Not sure how many employees Cisco has left (didn't RTFA), but a quick glance at Wikipedia indicates that they still probably have more than 50K employees. Of course not all of them are engineers, but I have worked in organizations of that size before. If my experience is common (and I believe it is), they have already gone well pas the point you indicate. Even if they only have 5,000 engineers, it is practically impossible to hire anywhere near that many good people. You are stuffed to the rafters with dead wood. Not only that, but quite a lot of that dead wood will have made it up to management level -- the engineering and political skill sets are orthogonal, and people who are good at politics get promoted.
This means that the management probably has absolutely no idea how to separate the good engineers from the bad. In other words, just by growing the company to the size that they have, they are in a position where they can't evaluate talent. A 30-50% turnover rate is another way of saying 2-3 year attrition rate. I agree with the manager. This is common in large companies. Because they are unable to distinguish good from bad, they simply cycle through the available talent in a random fashion. They have chosen to go with quantity over quality and his statement makes absolute sense.

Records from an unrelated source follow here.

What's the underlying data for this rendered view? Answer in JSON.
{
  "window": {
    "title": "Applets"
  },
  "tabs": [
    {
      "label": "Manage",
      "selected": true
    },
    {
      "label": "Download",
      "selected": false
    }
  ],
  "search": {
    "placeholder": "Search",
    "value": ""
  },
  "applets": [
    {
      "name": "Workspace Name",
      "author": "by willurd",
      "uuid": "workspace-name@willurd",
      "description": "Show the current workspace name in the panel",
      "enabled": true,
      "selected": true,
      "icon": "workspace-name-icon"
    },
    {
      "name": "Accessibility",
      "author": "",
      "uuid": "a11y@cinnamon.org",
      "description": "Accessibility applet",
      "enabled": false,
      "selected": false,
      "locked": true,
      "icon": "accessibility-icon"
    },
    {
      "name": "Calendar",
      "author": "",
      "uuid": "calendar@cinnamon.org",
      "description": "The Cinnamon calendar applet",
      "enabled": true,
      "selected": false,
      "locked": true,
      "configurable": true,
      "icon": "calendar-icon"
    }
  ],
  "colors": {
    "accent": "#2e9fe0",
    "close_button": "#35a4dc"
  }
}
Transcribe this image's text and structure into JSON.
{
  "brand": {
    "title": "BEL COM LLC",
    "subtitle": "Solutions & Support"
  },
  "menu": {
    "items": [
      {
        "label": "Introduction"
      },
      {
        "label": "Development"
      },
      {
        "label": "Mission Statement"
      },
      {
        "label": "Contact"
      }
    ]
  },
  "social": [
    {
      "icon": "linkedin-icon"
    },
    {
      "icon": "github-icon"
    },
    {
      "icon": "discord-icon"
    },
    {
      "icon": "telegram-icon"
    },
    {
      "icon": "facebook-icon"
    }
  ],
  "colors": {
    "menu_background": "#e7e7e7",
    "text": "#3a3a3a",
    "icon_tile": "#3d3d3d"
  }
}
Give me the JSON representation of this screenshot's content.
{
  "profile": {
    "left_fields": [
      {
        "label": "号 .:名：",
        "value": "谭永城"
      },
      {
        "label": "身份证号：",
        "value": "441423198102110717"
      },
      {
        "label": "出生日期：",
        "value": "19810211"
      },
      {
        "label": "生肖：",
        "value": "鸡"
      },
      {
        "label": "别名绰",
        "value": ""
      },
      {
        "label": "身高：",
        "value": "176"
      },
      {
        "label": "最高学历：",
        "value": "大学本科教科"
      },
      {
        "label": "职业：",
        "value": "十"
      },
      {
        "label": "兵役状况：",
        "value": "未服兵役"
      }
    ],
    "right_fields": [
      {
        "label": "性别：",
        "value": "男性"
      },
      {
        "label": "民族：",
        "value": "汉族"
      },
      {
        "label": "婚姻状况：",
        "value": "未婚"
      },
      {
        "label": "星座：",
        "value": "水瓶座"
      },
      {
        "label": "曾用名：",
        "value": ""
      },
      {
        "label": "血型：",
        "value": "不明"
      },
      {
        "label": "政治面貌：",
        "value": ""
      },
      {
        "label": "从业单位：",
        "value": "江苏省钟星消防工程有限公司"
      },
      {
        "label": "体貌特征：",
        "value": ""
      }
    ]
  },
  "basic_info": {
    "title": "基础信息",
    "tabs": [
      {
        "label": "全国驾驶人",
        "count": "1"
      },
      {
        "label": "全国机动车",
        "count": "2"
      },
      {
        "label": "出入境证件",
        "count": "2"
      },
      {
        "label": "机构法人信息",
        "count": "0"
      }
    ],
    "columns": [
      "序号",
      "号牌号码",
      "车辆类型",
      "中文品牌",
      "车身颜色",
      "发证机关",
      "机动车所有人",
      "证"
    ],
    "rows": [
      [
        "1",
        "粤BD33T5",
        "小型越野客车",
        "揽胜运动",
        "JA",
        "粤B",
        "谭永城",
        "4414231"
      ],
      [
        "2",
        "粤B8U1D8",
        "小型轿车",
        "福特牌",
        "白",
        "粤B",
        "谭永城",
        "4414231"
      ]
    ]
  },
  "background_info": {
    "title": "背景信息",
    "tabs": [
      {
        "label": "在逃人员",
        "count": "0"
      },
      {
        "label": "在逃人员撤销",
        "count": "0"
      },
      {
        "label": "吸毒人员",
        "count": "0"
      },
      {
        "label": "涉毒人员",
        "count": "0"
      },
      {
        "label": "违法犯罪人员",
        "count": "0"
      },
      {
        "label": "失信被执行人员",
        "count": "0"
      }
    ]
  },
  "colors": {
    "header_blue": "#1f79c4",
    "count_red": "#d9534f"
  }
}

I don't think it is possible to do (for a variety of political reasons), but lets pretend that a company of 5000 engineers could cut back to their top 10% of talant. You'd end up with a solid core of 500 good engineers. Then, let's pretend that you knew how to do whatever it took to keep that talent for 10 year. Would the company be better off? I'm not so sure. I work in a former start up that is trying to scale itself up now. Since I'm fairly senior (possibly indicating I'm better at politics than engineering??? ;-) ) I'm exposed to more of the business end of the company. The CEO is demanding that we double our development group. He knows that this will throw the group into chaos, but he also sees a way to grow the revenue of the company by an order of magnitude if we can do some very specific work. Crucially, it doesn't really matter how badly we do it. It just needs to mostly work.
Which is better? Grow your revenue by an order of magnitude today and destroy your development team, or carefully grow your development team and trust that opportunities will show up when the team is able to handle them? It's a very difficult call. Personally, I can't fault companies who expand quickly (like Cisco did) and who take the opportunities that were presented. That's what the business guys are paid to do.
Luckily, the company I work for is wholly owned by the CEO and he has decided (for now anyway) to adopt a more sustainable growth for the company. Again, I am very lucky that our CEO views our team as being the engine of the company and values long term viability. He doesn't have investors trying to take their money out and has the ability to make the choice that leads to a very good place for me to work. Not every company has that luxury.